In its latest economic update, the IMF said the global economy will grow at 2.9% this year, an improvement of 0.2 percentage points from its previous forecast in October. However, that number would still represent a decline from a 3.4% expansion in 2022.
It also revised its 2024 forecast to 3.1%.
“Growth will remain weak by historical standards as the fight against inflation and the Russian war in Ukraine weigh on activity,” Pierre-Olivier Gourinchas, director of the IMF’s research division, said in a blog post.
The outlook for the global economy became more positive due to better-than-expected domestic factors in several countries, such as the United States.

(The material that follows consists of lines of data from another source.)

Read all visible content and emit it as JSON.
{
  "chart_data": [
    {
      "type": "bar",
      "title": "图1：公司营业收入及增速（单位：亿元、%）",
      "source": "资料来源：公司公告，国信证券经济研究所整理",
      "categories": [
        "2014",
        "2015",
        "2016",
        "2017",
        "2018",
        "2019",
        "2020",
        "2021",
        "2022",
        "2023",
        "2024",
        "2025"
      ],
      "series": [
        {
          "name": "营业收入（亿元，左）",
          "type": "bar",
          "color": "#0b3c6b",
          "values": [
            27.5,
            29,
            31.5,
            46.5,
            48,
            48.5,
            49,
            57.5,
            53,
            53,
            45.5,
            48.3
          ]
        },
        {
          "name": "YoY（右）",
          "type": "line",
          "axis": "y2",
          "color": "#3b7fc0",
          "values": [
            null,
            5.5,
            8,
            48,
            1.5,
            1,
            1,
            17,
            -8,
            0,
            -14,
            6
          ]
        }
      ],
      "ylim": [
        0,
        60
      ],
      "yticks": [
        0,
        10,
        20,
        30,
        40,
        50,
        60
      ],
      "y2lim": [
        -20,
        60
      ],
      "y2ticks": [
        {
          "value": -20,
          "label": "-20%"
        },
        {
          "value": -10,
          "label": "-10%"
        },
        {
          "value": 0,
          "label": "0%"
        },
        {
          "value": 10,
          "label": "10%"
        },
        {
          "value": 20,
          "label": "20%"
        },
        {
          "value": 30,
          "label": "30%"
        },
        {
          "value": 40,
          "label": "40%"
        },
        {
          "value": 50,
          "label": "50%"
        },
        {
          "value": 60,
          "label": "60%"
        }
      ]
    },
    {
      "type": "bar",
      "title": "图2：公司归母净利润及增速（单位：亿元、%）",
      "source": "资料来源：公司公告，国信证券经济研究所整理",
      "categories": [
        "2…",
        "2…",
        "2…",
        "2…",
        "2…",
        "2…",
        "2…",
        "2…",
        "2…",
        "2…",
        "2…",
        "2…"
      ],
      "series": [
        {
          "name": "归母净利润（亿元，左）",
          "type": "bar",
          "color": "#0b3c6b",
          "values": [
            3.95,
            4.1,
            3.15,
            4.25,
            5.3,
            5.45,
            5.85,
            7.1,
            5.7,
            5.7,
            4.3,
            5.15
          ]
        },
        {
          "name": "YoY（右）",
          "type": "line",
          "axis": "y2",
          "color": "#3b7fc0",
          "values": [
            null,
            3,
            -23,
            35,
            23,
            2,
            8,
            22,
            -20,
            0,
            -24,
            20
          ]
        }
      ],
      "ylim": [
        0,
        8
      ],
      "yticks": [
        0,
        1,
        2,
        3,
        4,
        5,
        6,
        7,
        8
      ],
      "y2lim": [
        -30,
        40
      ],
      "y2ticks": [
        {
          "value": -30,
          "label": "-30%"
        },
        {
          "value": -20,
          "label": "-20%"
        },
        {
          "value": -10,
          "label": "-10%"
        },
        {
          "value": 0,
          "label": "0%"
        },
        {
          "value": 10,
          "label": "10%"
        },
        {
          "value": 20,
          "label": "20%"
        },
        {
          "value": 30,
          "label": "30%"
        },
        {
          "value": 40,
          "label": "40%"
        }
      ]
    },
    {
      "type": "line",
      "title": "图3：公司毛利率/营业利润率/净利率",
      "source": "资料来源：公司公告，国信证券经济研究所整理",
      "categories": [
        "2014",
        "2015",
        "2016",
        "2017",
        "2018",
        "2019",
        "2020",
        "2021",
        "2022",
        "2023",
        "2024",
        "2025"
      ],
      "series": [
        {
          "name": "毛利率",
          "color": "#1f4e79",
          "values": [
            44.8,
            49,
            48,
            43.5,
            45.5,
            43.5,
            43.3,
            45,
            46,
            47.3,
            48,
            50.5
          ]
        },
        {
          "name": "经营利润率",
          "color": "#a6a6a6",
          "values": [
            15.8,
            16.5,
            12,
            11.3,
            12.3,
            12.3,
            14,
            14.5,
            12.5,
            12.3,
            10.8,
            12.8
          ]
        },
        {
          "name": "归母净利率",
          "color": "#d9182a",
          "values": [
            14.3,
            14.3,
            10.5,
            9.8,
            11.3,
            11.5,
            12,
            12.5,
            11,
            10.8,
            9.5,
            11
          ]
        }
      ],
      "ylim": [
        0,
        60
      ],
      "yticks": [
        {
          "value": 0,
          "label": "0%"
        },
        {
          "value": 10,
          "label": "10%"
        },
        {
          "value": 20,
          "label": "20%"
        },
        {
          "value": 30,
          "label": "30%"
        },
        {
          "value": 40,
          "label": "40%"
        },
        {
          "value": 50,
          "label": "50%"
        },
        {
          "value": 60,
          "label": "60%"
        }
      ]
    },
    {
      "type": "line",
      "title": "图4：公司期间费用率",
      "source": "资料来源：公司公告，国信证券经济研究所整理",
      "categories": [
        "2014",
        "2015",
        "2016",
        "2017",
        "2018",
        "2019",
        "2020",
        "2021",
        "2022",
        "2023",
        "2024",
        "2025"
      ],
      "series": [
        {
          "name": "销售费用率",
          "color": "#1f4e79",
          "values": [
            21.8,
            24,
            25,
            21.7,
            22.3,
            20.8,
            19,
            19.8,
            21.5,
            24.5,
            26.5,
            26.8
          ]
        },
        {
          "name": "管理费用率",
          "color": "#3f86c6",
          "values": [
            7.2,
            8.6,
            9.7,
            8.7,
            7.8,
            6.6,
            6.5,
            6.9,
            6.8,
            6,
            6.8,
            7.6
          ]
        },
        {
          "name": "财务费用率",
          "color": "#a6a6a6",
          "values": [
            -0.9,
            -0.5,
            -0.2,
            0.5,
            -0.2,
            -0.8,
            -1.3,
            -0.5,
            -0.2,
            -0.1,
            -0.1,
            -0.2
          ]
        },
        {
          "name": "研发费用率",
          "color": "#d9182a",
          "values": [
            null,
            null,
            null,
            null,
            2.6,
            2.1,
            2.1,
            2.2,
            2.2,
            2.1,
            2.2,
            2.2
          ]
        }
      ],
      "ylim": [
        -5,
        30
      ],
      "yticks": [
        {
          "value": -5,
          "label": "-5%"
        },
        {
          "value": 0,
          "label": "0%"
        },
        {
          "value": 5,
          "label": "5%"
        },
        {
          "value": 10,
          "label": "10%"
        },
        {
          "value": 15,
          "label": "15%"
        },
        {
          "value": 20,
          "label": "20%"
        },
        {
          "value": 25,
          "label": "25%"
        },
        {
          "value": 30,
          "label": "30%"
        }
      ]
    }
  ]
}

“Economic growth proved surprisingly resilient in the third quarter of last year, with strong labor markets, robust household consumption and business investment, and a better-than-expected adjustment to the energy crisis in Europe,” said Gourinchas, who also noted that inflationary pressures have increased. come down.

In addition, China announced the reopening of its economy after strict Covid lockdowns, which is expected to contribute to higher global growth. A weaker one U.S. dollar has also improved the outlook for emerging market countries holding foreign currency debt.
However, the picture is not entirely positive. IMF director Kristalina Georgieva warned earlier this month that the economy was not as bad as some feared “but less bad doesn’t mean quite good”.
“We have to be careful,” Georgieva said during a CNBC-moderated panel at the World Economic Forum in Davos, Switzerland.
The IMF on Monday warned of several factors that could worsen the outlook in the coming months. These include the fact that China’s Covid reopening could slow down; inflation could remain high; Russia’s protracted invasion of Ukraine could further shake up energy and food costs; and markets could sour with worse-than-expected inflation rates.
According to IMF calculations, about 84% of countries will experience lower headline inflation this year compared to 2022, but they still forecast an annual average rate of 6.6% in 2023 and 4.3% in the next year.
As such, the Washington, D.C.-based institution said one of its top policy priorities is for central banks to continue to address the rise in consumer prices.
Clear communication from the central bank and appropriate responses to data shifts will help keep inflation expectations anchored and reduce wage and price pressures, the IMF said in its latest report.
“Central bank balance sheets will require careful unwinding amid market liquidity risks,” it added.